Desde sus orígenes el género del western ha sido altamente ideológico, especialmente conocido por ser un vehículo de propaganda del excepcionalismo americano y, más recientemente, tras varias transiciones (y la prodigiosa aportación de Los imperdonables-Unforgiven, de Clint Eastwood, 1992) se ha vuelto un medio para reflexionar en torno a los derechos civiles y la diversidad en una sociedad abierta. El del western es un mundo en transición, de choque entre civilizaciones que se traduce en un orden moribundo ante la llegada aplastante de la modernidad. El género está poblado por hombres rudos que viven en condiciones extremas, sobreviviendo a la brutalidad de la naturaleza y a confrontaciones constantes con nativos que son representados a menudo como aborígenes sedientos de sangre sin reivindicaciones legítimas. Estas narraciones dieron lugar a los héroes de la frontera, a los hombres (y una que otra mujer) que “abrirían” el Oeste a la civilización, y que eran admirados por las clases urbanas de un naciente país híbrido que necesitaba símbolos y justificaciones para su expansionismo.


En 1823 James Fenimore Cooper publica Los pioneros, la primera novela de su pentalogía Leatherstocking, una serie con la que inventa el género del western. Los primeros relatos de esta veta eran recuentos oscuros cargados de fatalismo en los que se planteaba la inminente desaparición de un mundo y la enajenación de los colonos ante un paisaje abrumador y hostil. Este tipo de recuentos cedieron eventualmente su lugar a las posteriores versiones hollywoodenses de optimismo y triunfo sobre los elementos, a la épica del destino manifiesto (un concepto que es acuñado en la década de los 40 del siglo XIX) y de la construcción gloriosa de una nación. El western nace y triunfa en el cine como el primer género propiamente americano con el que los cineastas estadounidenses competían contra sus más experimentados pares europeos. Y en gran medida el triunfo del género se debió a la fascinante geografía del “nuevo mundo” y a la fotografía espectacular que capturaba la grandeza del paisaje.
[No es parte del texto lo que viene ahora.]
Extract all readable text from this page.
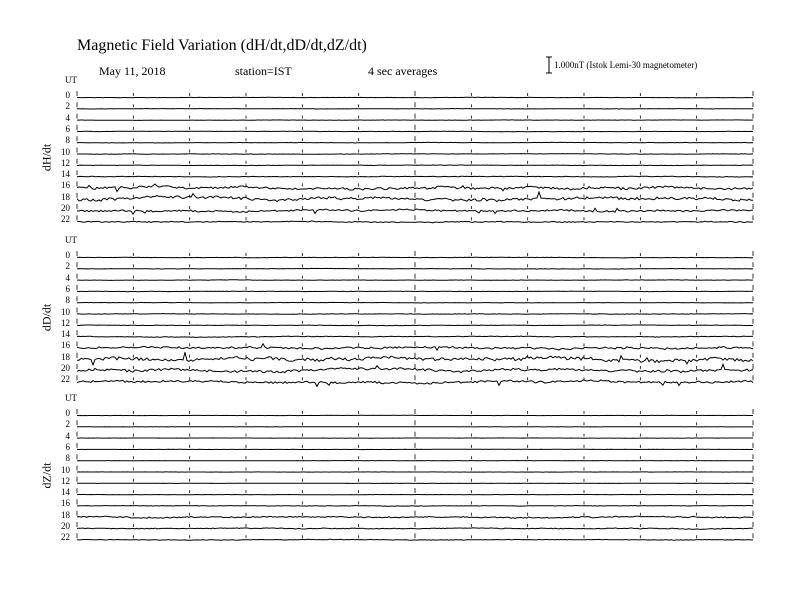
Magnetic Field Variation (dH/dt,dD/dt,dZ/dt)
May 11, 2018	station=IST	4 sec averages	1.000nT (Istok Lemi-30 magnetometer)
UT
dH/dt
0
2
4
6
8
10
12
14
16
18
20
22
UT
dD/dt
0
2
4
6
8
10
12
14
16
18
20
22
UT
dZ/dt
0
2
4
6
8
10
12
14
16
18
20
22
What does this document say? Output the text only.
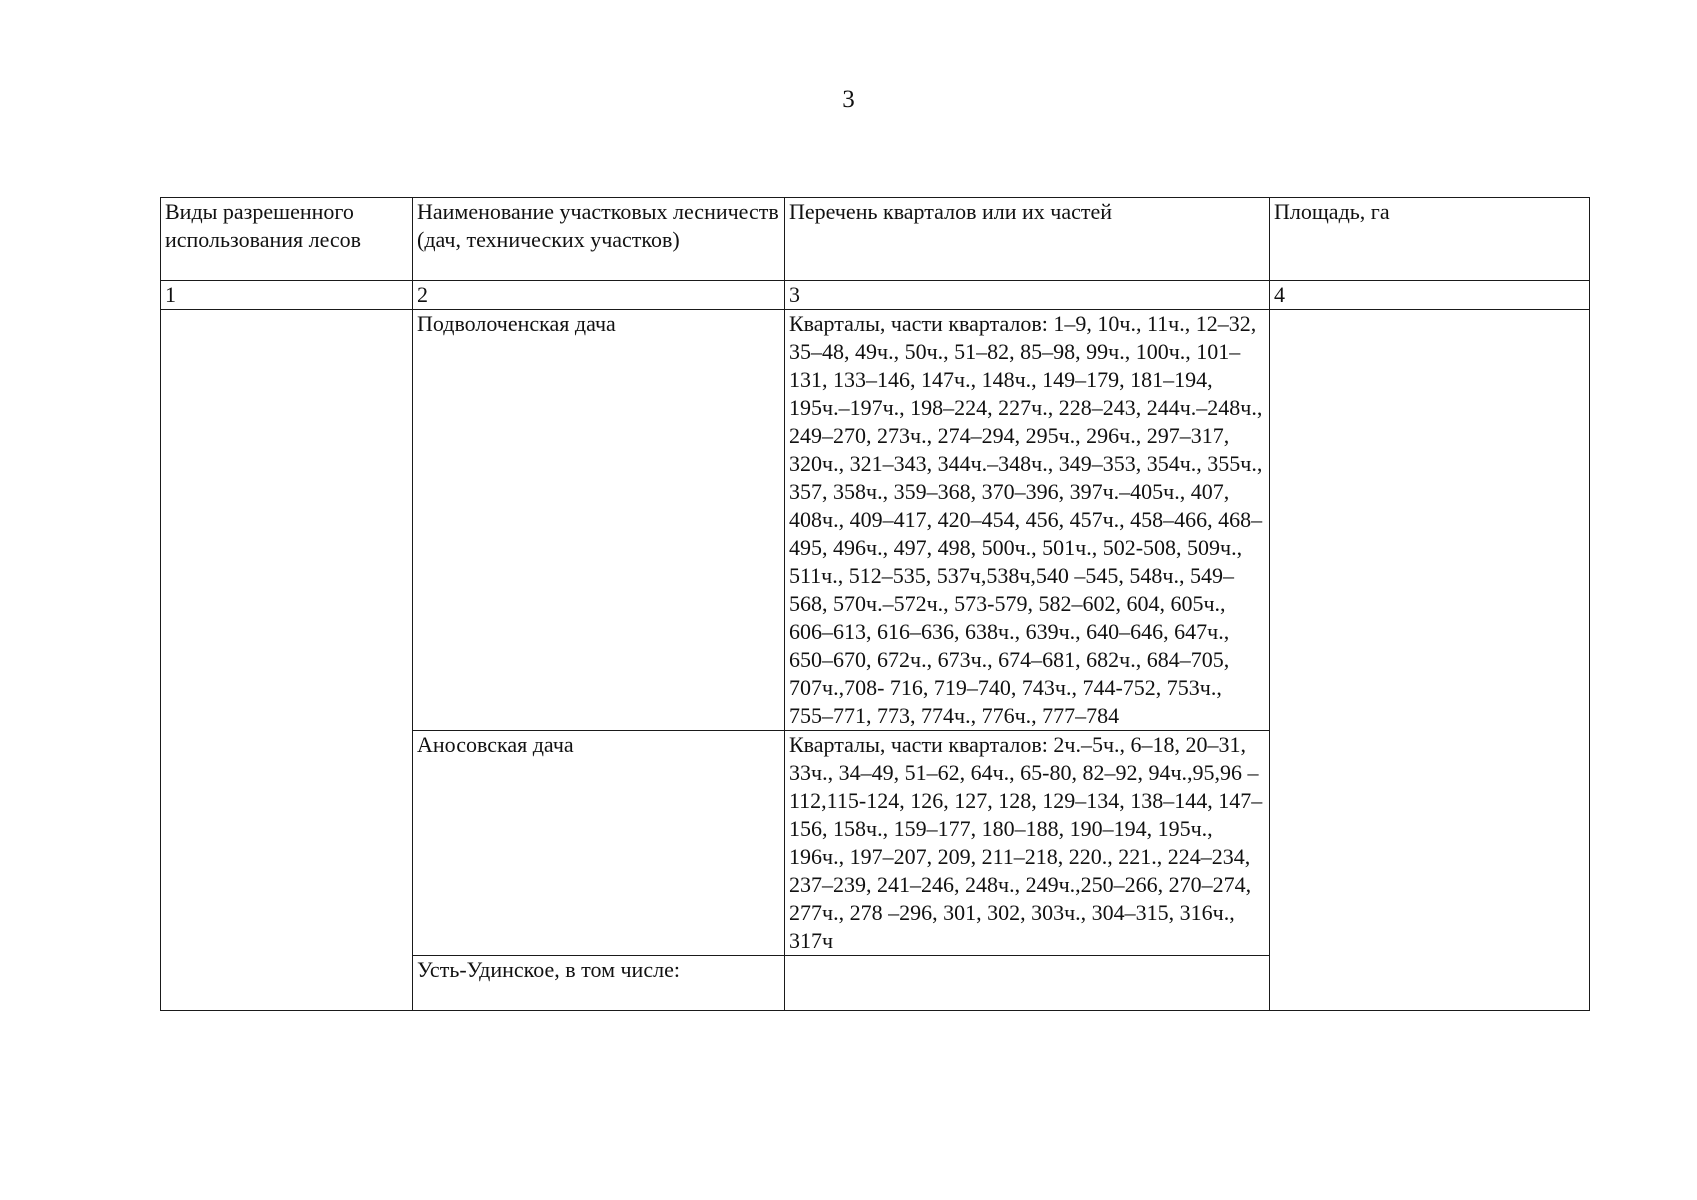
3
Виды разрешенного использования лесов	Наименование участковых лесничеств (дач, технических участков)	Перечень кварталов или их частей	Площадь, га
1	2	3	4
	Подволоченская дача	Кварталы, части кварталов: 1–9, 10ч., 11ч., 12–32, 35–48, 49ч., 50ч., 51–82, 85–98, 99ч., 100ч., 101–131, 133–146, 147ч., 148ч., 149–179, 181–194, 195ч.–197ч., 198–224, 227ч., 228–243, 244ч.–248ч., 249–270, 273ч., 274–294, 295ч., 296ч., 297–317, 320ч., 321–343, 344ч.–348ч., 349–353, 354ч., 355ч., 357, 358ч., 359–368, 370–396, 397ч.–405ч., 407, 408ч., 409–417, 420–454, 456, 457ч., 458–466, 468–495, 496ч., 497, 498, 500ч., 501ч., 502-508, 509ч., 511ч., 512–535, 537ч,538ч,540 –545, 548ч., 549–568, 570ч.–572ч., 573-579, 582–602, 604, 605ч., 606–613, 616–636, 638ч., 639ч., 640–646, 647ч., 650–670, 672ч., 673ч., 674–681, 682ч., 684–705, 707ч.,708- 716, 719–740, 743ч., 744-752, 753ч., 755–771, 773, 774ч., 776ч., 777–784	
	Аносовская дача	Кварталы, части кварталов: 2ч.–5ч., 6–18, 20–31, 33ч., 34–49, 51–62, 64ч., 65-80, 82–92, 94ч.,95,96 –112,115-124, 126, 127, 128, 129–134, 138–144, 147–156, 158ч., 159–177, 180–188, 190–194, 195ч., 196ч., 197–207, 209, 211–218, 220., 221., 224–234, 237–239, 241–246, 248ч., 249ч.,250–266, 270–274, 277ч., 278 –296, 301, 302, 303ч., 304–315, 316ч., 317ч	
	Усть-Удинское, в том числе:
Visiones de otro nuevo mundo


Lo primero que es evidente y a la vez obligatorio señalar a propósito de The Revenant (traducida en México con inmensa torpeza como El renacido) es que, independientemente de la historia que se cuenta, Alejandro González Iñárritu y su director de fotografía, Emmanuel Lubezki, crearon un filme visualmente arrollador que si bien muestra la belleza fulminante del medio (filmado en ocho meses de invierno entre Canadá y Argentina), despoja a la inmensidad gélida del paisaje de sus elementos pintorescos para convertirla en una visión del purgatorio, un territorio desolador donde la crueldad humana tiene su eco en la fría negligencia de un universo inmisericorde. En gran medida esto lo consigue valiéndose del uso inteligente de la luz natural y de la profundidad de enfoque que permite la nueva Arri Alexa 65 mm, que pasa del detalle ínfimo a poderosas visiones panorámicas en un parpadeo. La poética visual de este filme no desmerece ante las obras que han cimentado este género, desde los clásicos de John Ford como Stagecoach (1939) y She Wore a Yellow Ribbon (1949) hasta The Assassination of Jesse James by the Coward Robert Ford, de Andrew Dominik (2007), pasando por The Wild Bunch, de Sam Peckimpah (1968).